Gizem Elmaağaçlı

Personal information
- Born: 4 November 1997 (age 28) Kayseri, Turkey

Sport
- Country: Turkey
- Sport: Archery
- Event: compound
- Club: Kayseri Büyükşehir Belediyespor

Medal record
Women's Archery
Representing Turkey
World Indoor Championships
| Gold medal – first place | 2016 Ankara | Junior team |
European Championships
| Gold medal – first place | 2018 Legnica | Team |
European Indoor Championships
| Gold medal – first place | 2019 Samsun | Individual |
| Bronze medal – third place | 2019 Samsun | Team |
World Cup
| Gold medal – first place | 2019 Berlin | Team |
| Bronze medal – third place | 2019 Shamghai | Team |
| Bronze medal – third place | 2018 Berlin | Team |
Universiade
| Silver medal – second place | 2019 Naples | Team |
| Bronze medal – third place | 2017 Taipei | Team |

= Gizem Elmaağaçlı =

Turkish archer (born 1997)

Gizem Elmaağaçlı (born 4 November 1997) is a Turkish compound archer.

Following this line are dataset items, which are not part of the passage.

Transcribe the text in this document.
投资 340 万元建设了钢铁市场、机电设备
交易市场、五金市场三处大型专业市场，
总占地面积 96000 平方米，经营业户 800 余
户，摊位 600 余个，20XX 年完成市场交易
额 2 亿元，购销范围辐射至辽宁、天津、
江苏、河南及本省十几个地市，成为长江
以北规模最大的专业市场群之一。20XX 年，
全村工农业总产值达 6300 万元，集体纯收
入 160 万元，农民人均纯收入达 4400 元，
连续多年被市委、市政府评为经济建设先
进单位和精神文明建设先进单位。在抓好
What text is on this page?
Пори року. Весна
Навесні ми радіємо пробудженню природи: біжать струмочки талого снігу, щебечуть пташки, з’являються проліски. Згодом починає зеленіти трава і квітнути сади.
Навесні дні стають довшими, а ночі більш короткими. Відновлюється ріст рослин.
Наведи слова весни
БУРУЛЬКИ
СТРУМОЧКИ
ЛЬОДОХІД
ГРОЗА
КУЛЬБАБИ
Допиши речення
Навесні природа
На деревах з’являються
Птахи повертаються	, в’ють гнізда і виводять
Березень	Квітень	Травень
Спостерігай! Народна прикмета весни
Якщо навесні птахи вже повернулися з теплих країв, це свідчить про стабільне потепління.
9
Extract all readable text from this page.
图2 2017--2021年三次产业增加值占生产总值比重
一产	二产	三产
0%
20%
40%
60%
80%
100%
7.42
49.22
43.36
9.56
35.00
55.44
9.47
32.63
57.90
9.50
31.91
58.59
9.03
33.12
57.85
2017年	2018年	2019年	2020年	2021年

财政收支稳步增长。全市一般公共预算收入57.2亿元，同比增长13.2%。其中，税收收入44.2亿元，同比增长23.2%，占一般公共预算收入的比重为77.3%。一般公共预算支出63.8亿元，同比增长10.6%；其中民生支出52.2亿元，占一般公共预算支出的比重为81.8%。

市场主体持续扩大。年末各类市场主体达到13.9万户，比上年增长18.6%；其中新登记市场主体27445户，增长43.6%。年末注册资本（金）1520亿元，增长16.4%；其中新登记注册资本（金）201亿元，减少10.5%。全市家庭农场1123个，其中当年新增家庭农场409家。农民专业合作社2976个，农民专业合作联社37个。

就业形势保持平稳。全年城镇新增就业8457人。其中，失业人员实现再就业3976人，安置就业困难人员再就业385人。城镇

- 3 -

She is a member of Kayseri Büyükşehir Belediyespor and part of the national team.

==Career==
Gizem Elmaağaçlı won the gold medal in the compound women event at the 2019 European Indoor Archery Championships held in Samsun, Türkiye. She also won the bronze medal in the women's team compound event. Gizem received the invitational place to the Hyundai Archery World Cup Final held in Samsun at the end of the 2018 outdoor season. She lost her first match of that competition against eventual winner Sara Lopez.